The Scriptures remind us that after the baptism of our Lord, the Spirit led him into the wilderness, to be tempted by the devil.

In some ways, this sounds very contradictory. God’s Holy Spirit had just descended from heaven upon our Lord, along with the words, “This is my beloved Son, with whom I am well pleased.” Such a high and holy moment it was.

But is it not true within our own lives, that great moments of exaltation are inevitably followed by times of depression. A minister sometimes calls it, his “blue Monday.” He had a great day on Sunday. Everything went fine. It was a busy day, an eventful day, and then Mon. comes, and he gets those let-down blues.

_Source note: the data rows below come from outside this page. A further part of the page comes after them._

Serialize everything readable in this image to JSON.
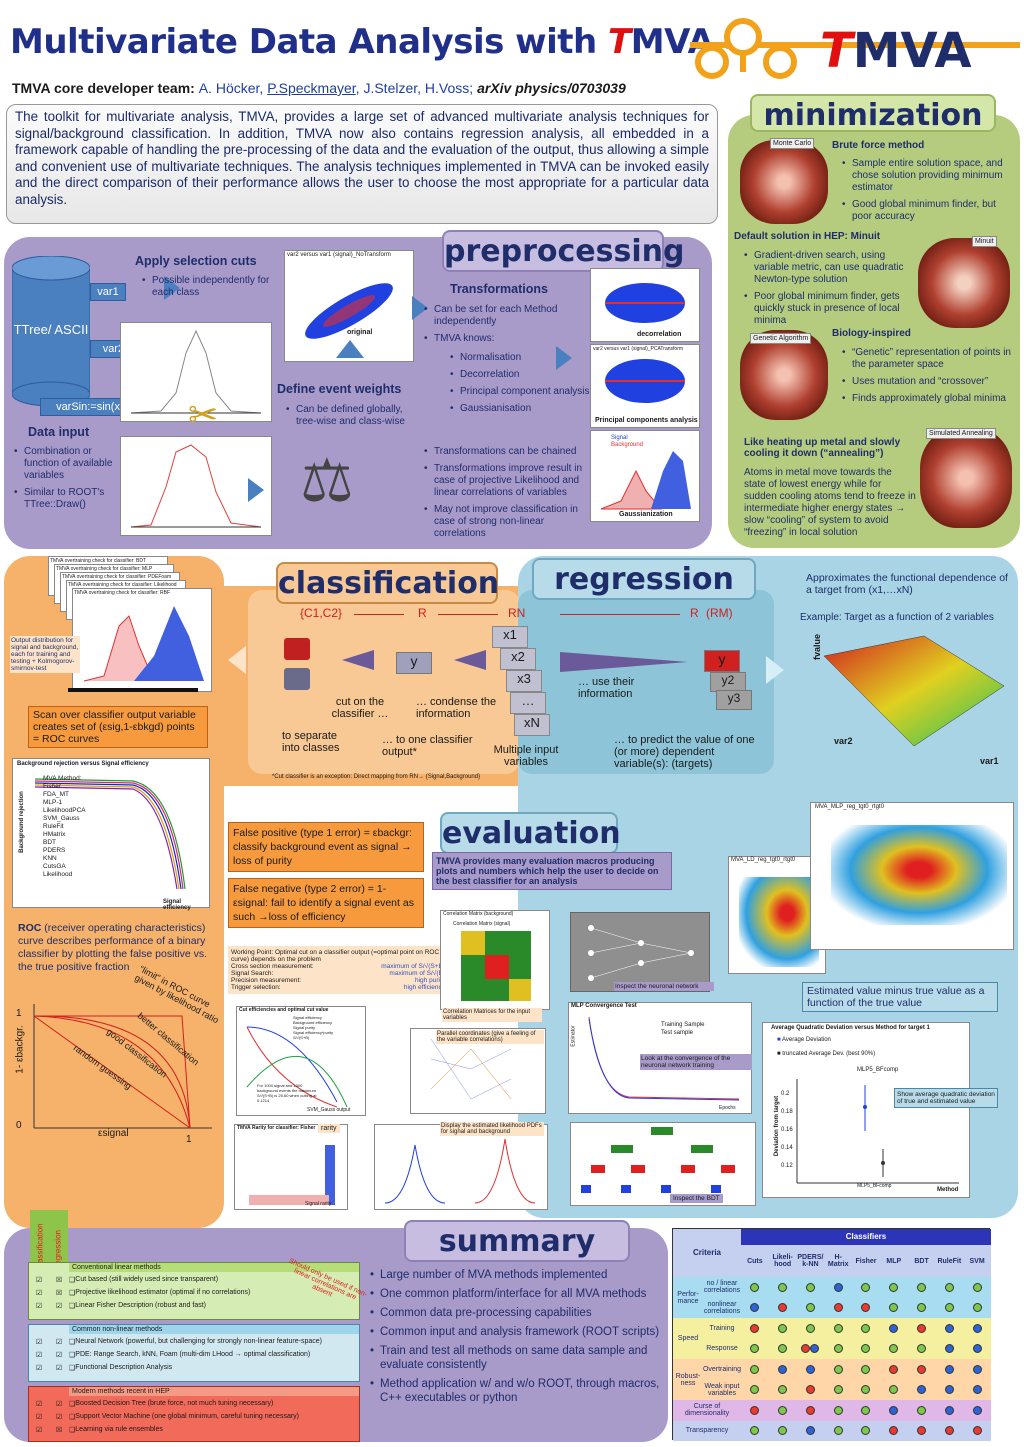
{
  "title": {
    "pre": "Multivariate Data Analysis with ",
    "t": "T",
    "post": "MVA 4"
  },
  "logo": {
    "t": "T",
    "rest": "MVA"
  },
  "authors": {
    "label": "TMVA core developer team:",
    "a1": "A. Höcker,",
    "a2": "P.Speckmayer",
    "a3": ", J.Stelzer, H.Voss;",
    "ref": "arXiv physics/0703039"
  },
  "intro": "The toolkit for multivariate analysis, TMVA, provides a large set of advanced multivariate analysis techniques for signal/background classification. In addition, TMVA now also contains regression analysis, all embedded in a framework capable of handling the pre-processing of the data and the evaluation of the output, thus allowing a simple and convenient use of multivariate techniques. The analysis techniques implemented in TMVA can be invoked easily and the direct comparison of their performance allows the user to choose the most appropriate for a particular data analysis.",
  "preprocessing": {
    "header": "preprocessing",
    "ttree": "TTree/ ASCII",
    "vars": [
      "var1",
      "var2:=z[3]",
      "varSin:=sin(x)+3*y"
    ],
    "cuts_title": "Apply selection cuts",
    "cuts_items": [
      "Possible independently for each class"
    ],
    "input_title": "Data input",
    "input_items": [
      "Combination or function of available variables",
      "Similar to ROOT's TTree::Draw()"
    ],
    "weights_title": "Define event weights",
    "weights_items": [
      "Can be defined globally, tree-wise and class-wise"
    ],
    "trans_title": "Transformations",
    "trans_items": [
      "Can be set for each Method independently",
      "TMVA knows:"
    ],
    "trans_sub": [
      "Normalisation",
      "Decorrelation",
      "Principal component analysis",
      "Gaussianisation"
    ],
    "trans_items2": [
      "Transformations can be chained",
      "Transformations improve result in case of projective Likelihood and linear correlations of variables",
      "May not improve classification in case of strong non-linear correlations"
    ],
    "plot_labels": {
      "orig_title": "var2 versus var1 (signal)_NoTransform",
      "original": "original",
      "decorrelation": "decorrelation",
      "pca": "Principal components analysis",
      "gauss": "Gaussianization",
      "var1": "var1",
      "var2": "var2",
      "signal": "Signal",
      "background": "Background",
      "pca_title": "var2 versus var1 (signal)_PCATransform"
    }
  },
  "minimization": {
    "header": "minimization",
    "brute_title": "Brute force method",
    "brute_items": [
      "Sample entire solution space, and chose solution providing minimum estimator",
      "Good global minimum finder, but poor accuracy"
    ],
    "default_title": "Default solution in HEP: Minuit",
    "default_items": [
      "Gradient-driven search, using variable metric, can use quadratic Newton-type solution",
      "Poor global minimum finder, gets quickly stuck in presence of local minima"
    ],
    "bio_title": "Biology-inspired",
    "bio_items": [
      "“Genetic” representation of points in the parameter space",
      "Uses mutation and “crossover”",
      "Finds approximately global minima"
    ],
    "heat_title": "Like heating up metal and slowly cooling it down (“annealing”)",
    "heat_text": "Atoms in metal move towards the state of lowest energy while for sudden cooling atoms tend to freeze in intermediate higher energy states → slow “cooling” of system to avoid “freezing” in local solution",
    "tags": [
      "Monte Carlo",
      "Minuit",
      "Genetic Algorithm",
      "Simulated Annealing"
    ]
  },
  "classification": {
    "header": "classification",
    "tabs": [
      "TMVA overtraining check for classifier: BDT",
      "TMVA overtraining check for classifier: MLP",
      "TMVA overtraining check for classifier: PDEFoam",
      "TMVA overtraining check for classifier: Likelihood",
      "TMVA overtraining check for classifier: RBF"
    ],
    "output_note": "Output distribution for signal and background, each for training and testing + Kolmogorov-smirnov-test",
    "scan": "Scan over classifier output variable creates set of (εsig,1-εbkgd) points = ROC curves",
    "cn": "{C1,C2}",
    "R": "R",
    "RN": "RN",
    "y": "y",
    "cut": "cut on the classifier …",
    "condense": "… condense the information",
    "separate": "to separate into classes",
    "one": "… to one classifier output*",
    "multi": "Multiple input variables",
    "xs": [
      "x1",
      "x2",
      "x3",
      "…",
      "xN"
    ],
    "footnote": "*Cut classifier is an exception: Direct mapping from RN→ {Signal,Background}",
    "roc_title": "Background rejection versus Signal efficiency",
    "roc_legend": [
      "MVA Method:",
      "Fisher",
      "FDA_MT",
      "MLP-1",
      "LikelihoodPCA",
      "SVM_Gauss",
      "RuleFit",
      "HMatrix",
      "BDT",
      "PDERS",
      "KNN",
      "CutsGA",
      "Likelihood"
    ],
    "roc_ylabel": "Background rejection",
    "roc_xlabel": "Signal efficiency",
    "roc_desc_b": "ROC",
    "roc_desc": " (receiver operating characteristics) curve describes performance of a binary classifier by plotting the false positive vs. the true positive fraction",
    "roc2": {
      "limit": "“limit” in ROC curve given by likelihood ratio",
      "better": "better classification",
      "good": "good classification",
      "random": "random guessing",
      "y": "1- εbackgr.",
      "x": "εsignal",
      "one": "1",
      "zero": "0"
    },
    "fp": "False positive (type 1 error) = εbackgr: classify background event as signal → loss of purity",
    "fn": "False negative (type 2 error) = 1-εsignal: fail to identify a signal event as such →loss of efficiency",
    "wp_title": "Working Point: Optimal cut on a classifier output (=optimal point on ROC curve) depends on the problem",
    "wp_rows": [
      [
        "Cross section measurement:",
        "maximum of S/√(S+B)"
      ],
      [
        "Signal Search:",
        "maximum of S/√(B)"
      ],
      [
        "Precision measurement:",
        "high purity"
      ],
      [
        "Trigger selection:",
        "high efficiency"
      ]
    ],
    "cut_eff_title": "Cut efficiencies and optimal cut value",
    "cut_eff_legend": [
      "Signal efficiency",
      "Background efficiency",
      "Signal purity",
      "Signal efficiency*purity",
      "S/√(S+B)"
    ],
    "cut_eff_xlabel": "SVM_Gauss output",
    "cut_eff_note": "For 1000 signal and 1000 background events the maximum S/√(S+B) is 25.60 when cutting at 0.1214",
    "rarity_title": "TMVA Rarity for classifier: Fisher",
    "rarity": "rarity",
    "rarity_x": "Signal rarity"
  },
  "regression": {
    "header": "regression",
    "desc": "Approximates the functional dependence of a target from (x1,…xN)",
    "example": "Example:  Target as a function of 2 variables",
    "R": "R",
    "RM": "(RM)",
    "use": "… use their information",
    "predict": "… to predict the value of one (or more) dependent variable(s): (targets)",
    "ys": [
      "y",
      "y2",
      "y3"
    ],
    "fvalue": "fvalue",
    "var1": "var1",
    "var2": "var2",
    "mlp_title": "MVA_MLP_reg_tgt0_rtgt0",
    "ld_title": "MVA_LD_reg_tgt0_rtgt0",
    "est": "Estimated value minus true value as a function of the true value"
  },
  "evaluation": {
    "header": "evaluation",
    "desc": "TMVA provides many evaluation macros producing plots and numbers which help the user to decide on the best classifier for an analysis",
    "corr_title": "Correlation Matrix (background)",
    "corr_title2": "Correlation Matrix (signal)",
    "corr": "Correlation Matrices for the input variables",
    "parallel": "Parallel coordinates (give a feeling of the variable correlations)",
    "pdf": "Display the estimated likelihood PDFs for signal and background",
    "nn": "Inspect the neuronal network",
    "conv_title": "MLP Convergence Test",
    "conv_legend": [
      "Training Sample",
      "Test sample"
    ],
    "conv_x": "Epochs",
    "conv_y": "Estimator",
    "conv": "Look at the convergence of the neuronal network training",
    "bdt": "Inspect the BDT",
    "dev_title": "Average Quadratic Deviation versus Method for target 1",
    "dev_l1": "Average Deviation",
    "dev_l2": "truncated Average Dev. (best 90%)",
    "dev_y": "Deviation from target",
    "dev_x": "Method",
    "dev_cat": "MLP5_BFcomp",
    "dev_ticks": [
      "0.2",
      "0.18",
      "0.16",
      "0.14",
      "0.12"
    ],
    "dev_note": "Show average quadratic deviation of true and estimated value"
  },
  "summary": {
    "header": "summary",
    "col_labels": [
      "Classification",
      "Regression"
    ],
    "groups": [
      {
        "title": "Conventional linear methods",
        "color": "#b7dc7a",
        "items": [
          {
            "c": "☑",
            "r": "☒",
            "t": "Cut based (still widely used since transparent)"
          },
          {
            "c": "☑",
            "r": "☒",
            "t": "Projective likelihood estimator (optimal if no correlations)"
          },
          {
            "c": "☑",
            "r": "☑",
            "t": "Linear Fisher Description (robust and fast)"
          }
        ]
      },
      {
        "title": "Common non-linear methods",
        "color": "#9fd5ea",
        "items": [
          {
            "c": "☑",
            "r": "☑",
            "t": "Neural Network (powerful, but challenging for strongly non-linear feature-space)"
          },
          {
            "c": "☑",
            "r": "☑",
            "t": "PDE: Range Search, kNN, Foam (multi-dim LHood → optimal classification)"
          },
          {
            "c": "☑",
            "r": "☑",
            "t": "Functional Description Analysis"
          }
        ]
      },
      {
        "title": "Modern methods recent in HEP",
        "color": "#f59a85",
        "items": [
          {
            "c": "☑",
            "r": "☑",
            "t": "Boosted Decision Tree (brute force, not much tuning necessary)"
          },
          {
            "c": "☑",
            "r": "☑",
            "t": "Support Vector Machine (one global minimum, careful tuning necessary)"
          },
          {
            "c": "☑",
            "r": "☒",
            "t": "Learning via rule ensembles"
          }
        ]
      }
    ],
    "stamp": "Should only be used if non-linear correlations are absent",
    "items": [
      "Large number of MVA methods implemented",
      "One common platform/interface for all MVA methods",
      "Common data pre-processing capabilities",
      "Common input and analysis framework (ROOT scripts)",
      "Train and test all methods on same data sample and evaluate consistently",
      "Method application w/ and w/o ROOT, through macros, C++ executables or python"
    ],
    "table": {
      "criteria": "Criteria",
      "classifiers": "Classifiers",
      "cols": [
        "Cuts",
        "Likeli-hood",
        "PDERS/ k-NN",
        "H-Matrix",
        "Fisher",
        "MLP",
        "BDT",
        "RuleFit",
        "SVM"
      ],
      "rows": [
        {
          "g": "Perfor-mance",
          "l": "no / linear correlations",
          "v": "gggmggggg"
        },
        {
          "g": "",
          "l": "nonlinear correlations",
          "v": "msgssgggg"
        },
        {
          "g": "Speed",
          "l": "Training",
          "v": "sggggmsmm"
        },
        {
          "g": "",
          "l": "Response",
          "v": "ggxggggmm"
        },
        {
          "g": "Robust-ness",
          "l": "Overtraining",
          "v": "gmmggssmm"
        },
        {
          "g": "",
          "l": "Weak input variables",
          "v": "ggsgggmmm"
        },
        {
          "g": "Curse of dimensionality",
          "l": "",
          "v": "sgsggmgmm"
        },
        {
          "g": "Transparency",
          "l": "",
          "v": "ggmggssss"
        }
      ]
    }
  },
  "colors": {
    "navy": "#1f2d6b",
    "prep": "#a99bc9",
    "min": "#b5cc7e",
    "cls": "#f6b26b",
    "reg": "#a8d4e5",
    "red": "#e01010"
  }
}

Do you sometimes have that too?

And there in the wilderness, Jesus had it. The devil said, “Who do you think you are? You don’t really believe that you heard that voice at your baptism, do you? If you are the Son of God, then change this stone to bread...throw yourself down from the temple and let the angels save you.”

And so, the devil hits you and me right between the eyes with doubt. “You mean to stand there with your face hanging out, and tell me you are a child of...what God?...show me...prove it. You are an ape. You are a sick fly. You are a blob of protoplasm. You say your life has meaning? It is futility! People are scum, who someday will be blotted up from the earth.”

Jesus needed the wilderness as a time to orient his life, and so do I. But how cleverly the devil takes our moments of inspiration, our high and holy resolves, and turns them into dry dust.

It’s lonely in the wilderness. It’s a lonely thing to be brave, to be true, to be pure. I don’t like to be forced to make choices. I don’t like to be needled into thinking seriously about life. And here is the rising cry of multitudes of careless Christians. “Just let me sit in a pew by the side of the aisle, and let the rest of the Church go by. Don’t ask me to grow. Don’t ask me to think too much, because thinking is disturbing. Don’t get me out in the open where the devil can take his shots at me. Just let me stay safe back around the edge of life.”

I don’t like the wilderness, Lord. But somehow I have the feeling that those quiet times of worship, those lonely times of decision-making, those times of inner reflection, when I confront my sins, and my weaknesses, and my failures before God...that this is what the Spirit is leading me to do. And when I resist it, I may even be resisting God!